Halloween is the perfect opportunity for Disney villains to get in the spotlight! Let’s make some of our favorites the stars of our Halloween display with a DIY Disney Villain Tombstones.
Here’s a step by step guide to how I made these Disney Villains tombstones.
Every year part of my front lawn becomes a spooky graveyard for Halloween. And every Halloween graveyard needs tombstones.
In the beginning, I used mostly the store-bought Styrofoam tombstones, but it’s so windy in our neighborhood that they would end up getting blown down the street or ripped apart. Over the years I’ve been slowly upgrading to heavier, sturdier decorations. Heavy store-bought tombstones are pricey, so I started making my own. Being a Disney nut, I drew inspiration for the first set from Disney’s Haunted Mansion.
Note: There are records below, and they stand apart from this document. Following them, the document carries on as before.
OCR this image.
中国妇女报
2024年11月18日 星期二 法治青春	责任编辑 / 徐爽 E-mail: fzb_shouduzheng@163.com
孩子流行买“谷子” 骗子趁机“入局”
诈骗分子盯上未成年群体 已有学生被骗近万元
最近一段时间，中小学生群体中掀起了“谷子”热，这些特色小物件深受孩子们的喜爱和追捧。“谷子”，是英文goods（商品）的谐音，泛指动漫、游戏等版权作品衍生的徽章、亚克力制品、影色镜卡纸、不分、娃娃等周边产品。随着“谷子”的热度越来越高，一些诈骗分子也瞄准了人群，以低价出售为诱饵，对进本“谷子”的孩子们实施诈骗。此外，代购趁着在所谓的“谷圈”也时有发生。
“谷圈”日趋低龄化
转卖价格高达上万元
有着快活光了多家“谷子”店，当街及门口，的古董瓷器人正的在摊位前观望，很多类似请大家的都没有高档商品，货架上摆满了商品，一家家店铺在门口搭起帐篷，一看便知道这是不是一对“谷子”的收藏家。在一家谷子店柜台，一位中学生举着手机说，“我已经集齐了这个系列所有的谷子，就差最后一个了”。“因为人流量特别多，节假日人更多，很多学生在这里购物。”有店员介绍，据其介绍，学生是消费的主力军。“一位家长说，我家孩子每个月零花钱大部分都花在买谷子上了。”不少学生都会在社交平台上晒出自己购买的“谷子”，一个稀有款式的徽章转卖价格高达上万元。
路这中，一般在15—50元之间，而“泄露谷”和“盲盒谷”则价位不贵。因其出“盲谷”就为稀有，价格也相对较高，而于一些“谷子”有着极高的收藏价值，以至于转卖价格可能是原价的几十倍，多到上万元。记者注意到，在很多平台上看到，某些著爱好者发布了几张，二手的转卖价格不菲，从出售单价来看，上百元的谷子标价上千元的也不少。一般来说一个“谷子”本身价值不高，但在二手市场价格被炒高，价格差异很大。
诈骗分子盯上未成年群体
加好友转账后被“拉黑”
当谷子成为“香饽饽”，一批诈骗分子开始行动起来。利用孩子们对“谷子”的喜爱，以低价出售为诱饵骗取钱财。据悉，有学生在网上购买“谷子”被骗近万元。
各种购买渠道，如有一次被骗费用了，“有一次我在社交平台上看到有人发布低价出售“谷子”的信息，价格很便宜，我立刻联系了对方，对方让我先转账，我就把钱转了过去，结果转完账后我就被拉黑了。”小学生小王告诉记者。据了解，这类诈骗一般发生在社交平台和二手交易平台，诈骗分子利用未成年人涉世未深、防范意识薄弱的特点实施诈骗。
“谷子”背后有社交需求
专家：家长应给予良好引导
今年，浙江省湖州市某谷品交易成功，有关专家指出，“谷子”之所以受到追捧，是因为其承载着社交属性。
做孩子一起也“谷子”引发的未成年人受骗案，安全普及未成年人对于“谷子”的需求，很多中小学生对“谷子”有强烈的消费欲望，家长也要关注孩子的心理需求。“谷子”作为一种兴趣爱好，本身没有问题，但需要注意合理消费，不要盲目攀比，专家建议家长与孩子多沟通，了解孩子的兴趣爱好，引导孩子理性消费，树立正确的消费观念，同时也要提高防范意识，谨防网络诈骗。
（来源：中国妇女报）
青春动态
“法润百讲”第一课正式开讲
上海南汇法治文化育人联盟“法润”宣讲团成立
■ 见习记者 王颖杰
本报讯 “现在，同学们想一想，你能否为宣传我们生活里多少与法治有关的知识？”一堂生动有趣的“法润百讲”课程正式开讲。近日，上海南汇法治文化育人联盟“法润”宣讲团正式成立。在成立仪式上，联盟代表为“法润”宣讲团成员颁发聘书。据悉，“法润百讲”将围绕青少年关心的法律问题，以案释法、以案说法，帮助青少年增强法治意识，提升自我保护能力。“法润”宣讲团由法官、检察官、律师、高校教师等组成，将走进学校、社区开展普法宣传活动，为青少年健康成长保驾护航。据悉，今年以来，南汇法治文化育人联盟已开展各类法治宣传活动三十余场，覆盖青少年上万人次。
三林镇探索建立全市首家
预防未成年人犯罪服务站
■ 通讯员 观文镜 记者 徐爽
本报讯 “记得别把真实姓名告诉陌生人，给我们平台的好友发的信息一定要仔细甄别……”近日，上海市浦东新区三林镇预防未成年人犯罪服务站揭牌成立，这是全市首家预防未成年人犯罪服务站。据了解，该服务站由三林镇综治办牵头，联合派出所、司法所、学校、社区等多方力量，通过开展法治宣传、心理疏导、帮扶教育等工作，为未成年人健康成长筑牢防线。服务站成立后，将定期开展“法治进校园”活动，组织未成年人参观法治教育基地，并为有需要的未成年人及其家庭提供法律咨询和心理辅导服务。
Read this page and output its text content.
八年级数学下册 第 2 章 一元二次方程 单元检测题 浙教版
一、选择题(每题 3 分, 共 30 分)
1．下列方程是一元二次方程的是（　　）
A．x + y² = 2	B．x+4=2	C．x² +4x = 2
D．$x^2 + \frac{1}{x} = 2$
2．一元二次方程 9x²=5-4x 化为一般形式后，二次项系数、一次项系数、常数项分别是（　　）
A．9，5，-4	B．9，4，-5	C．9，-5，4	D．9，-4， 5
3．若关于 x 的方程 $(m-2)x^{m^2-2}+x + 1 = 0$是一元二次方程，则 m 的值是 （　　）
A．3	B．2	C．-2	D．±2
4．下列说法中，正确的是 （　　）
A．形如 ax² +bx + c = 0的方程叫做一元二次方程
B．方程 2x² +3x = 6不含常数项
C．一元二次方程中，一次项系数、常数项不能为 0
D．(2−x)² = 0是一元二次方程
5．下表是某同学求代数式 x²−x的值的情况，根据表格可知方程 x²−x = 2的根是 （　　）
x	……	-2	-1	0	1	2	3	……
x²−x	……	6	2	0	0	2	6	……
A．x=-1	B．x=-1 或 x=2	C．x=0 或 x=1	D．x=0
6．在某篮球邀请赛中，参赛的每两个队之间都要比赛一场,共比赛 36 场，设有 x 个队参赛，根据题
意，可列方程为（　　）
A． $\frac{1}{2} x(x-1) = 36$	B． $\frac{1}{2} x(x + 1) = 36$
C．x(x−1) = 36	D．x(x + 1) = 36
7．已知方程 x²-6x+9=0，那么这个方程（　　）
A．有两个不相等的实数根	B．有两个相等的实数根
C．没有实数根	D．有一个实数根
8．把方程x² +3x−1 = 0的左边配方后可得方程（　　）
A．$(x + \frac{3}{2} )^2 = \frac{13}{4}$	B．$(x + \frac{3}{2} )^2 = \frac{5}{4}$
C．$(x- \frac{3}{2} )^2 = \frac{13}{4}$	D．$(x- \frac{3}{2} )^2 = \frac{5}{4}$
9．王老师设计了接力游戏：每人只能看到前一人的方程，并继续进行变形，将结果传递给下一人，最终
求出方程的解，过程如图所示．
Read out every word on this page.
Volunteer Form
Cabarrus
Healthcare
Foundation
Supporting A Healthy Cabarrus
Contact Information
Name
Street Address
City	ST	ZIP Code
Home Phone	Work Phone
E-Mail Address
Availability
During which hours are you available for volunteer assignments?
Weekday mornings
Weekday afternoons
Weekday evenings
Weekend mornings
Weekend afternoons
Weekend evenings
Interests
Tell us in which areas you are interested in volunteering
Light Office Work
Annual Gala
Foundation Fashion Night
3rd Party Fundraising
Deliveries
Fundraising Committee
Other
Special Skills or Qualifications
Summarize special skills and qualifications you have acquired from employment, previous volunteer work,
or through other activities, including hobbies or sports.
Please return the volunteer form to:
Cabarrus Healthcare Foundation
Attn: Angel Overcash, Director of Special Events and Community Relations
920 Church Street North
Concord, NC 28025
But then the idea hit me to create another section just for Disney Villains. And that’s how, the Disney Villains graveyard was born.
Here’s how I made them:
Step 1: Choose Your Disney Villain
I made a list of Villains I could make gravestones for, and first up was Gaston, from Beauty and the Beast. He, like many Disney Villains, falls to his death at the end of the movie.
Step 2: Cut Tombstone Shapes
I chose to cut these tombstones out of plywood like I did with my Haunted Mansion tombstones. In fact, I already had cut out and painted a few generic tombstone shapes, so I saved time by using one of them for Gaston.
In hindsight, this was a missed opportunity. If I ever remake this tombstone, I think I might have some fun with it and give it a more unique shape.
Step 3: Paint Your Tombstone
When you paint may depend on how you are going to add your details. If they are also being painted on, you’ll want to at the very least apply a base coat of dark colored paint. DryLok is a good choice to protect your tombstone from moisture. A gallon of white is very affordable and you can tint it by adding black to make a grey color.
If you are etching in the details, then waiting until after that step might be better. As it turned out, my tombstone was already painted with a base coat of grey paint, plus a touch of stone texture spray paint before I even thought about the rest.
Step 4: Gaston’s Portrait
If I was an artist, I might have tried to just draw on his picture. But I know my limits. So I decided to do the next best thing and trace it.
I found an image I liked online, and used GIMP to make an outline of it.
I printed out the template, then taped it to the tombstone so I could etch it into the wood.
I used a dremel to trace the lines of the picture, etching them into the wood.
After tracing the entire picture, I went over the lines with black Sharpie marker. The result was pretty good. There was some chipping of the paint, but I can touch that up later.
I used some black acrylic paint to fill in Gaston’s hair and eyebrows.
Step 5: The Epitaph
I used the same technique to etch in the epitaph underneath, as well as the RIP over his head. This was another opportunity to get creative. I used Gaston’s song from the movie as my inspiration.
Step 6: Add Fun Details
Since Gaston used antlers in all of his decorating, I thought he should have some on his gravestone as well. It’s fun touches like this that complete the tombstone.
The Finished Product:
It came out pretty good. This gives me hope that I can complete a few more and have an entire section of Disney Villains residing in my Halloween graveyard this year and for years to come!
Now, Whose do you think I should make next? And who has ideas for a good Villain epitaph?
Thursday 1st of October 2020
LOVE this idea, would like to see what your Ursula tombstone looks like and what it says any chance you can post a pic?
Thursday 20th of September 2018
These are awesome. I'm obsessed with Disney Villains. I noticed in another post from you what looked like the beginnings of Evil Queen's Tombstone. I'm wondering if you would share the final results or even a tutorial for it and any others you've created since Gaston? Thanks!!
Friday 25th of December 2015
How did you make the outline? I also use gimp but I can not figure it out :-/
Friday 12th of February 2016
I did it in two steps. 1. Filters>Edge Detect>Edge (If the image was colored in, it will now be filled with black). 2. Colors>Invert
Thursday 23rd of October 2014
Hi hope you don't mind I made this for my yard. Love it. Just wanted to let you know that if you print out the picture and then cover the back in white chalk then pencil trace it you can see an outline to fill in with your paint. The same could be done with the letters if you printed them out bigger then traced them.
Tuesday 19th of October 2021
How do you cover the back in chalk??? (Regular stick chalk? Do you just color the back like you would with a crayon for coloring books?
Wednesday 29th of October 2014
I don't mind at all! I'm glad you liked it enough to do it to! I didn't think about using chalk. I may try that for some new ones I'm making! Thanks for the tip!
Sunday 7th of September 2014
This is the most awesome thing ever!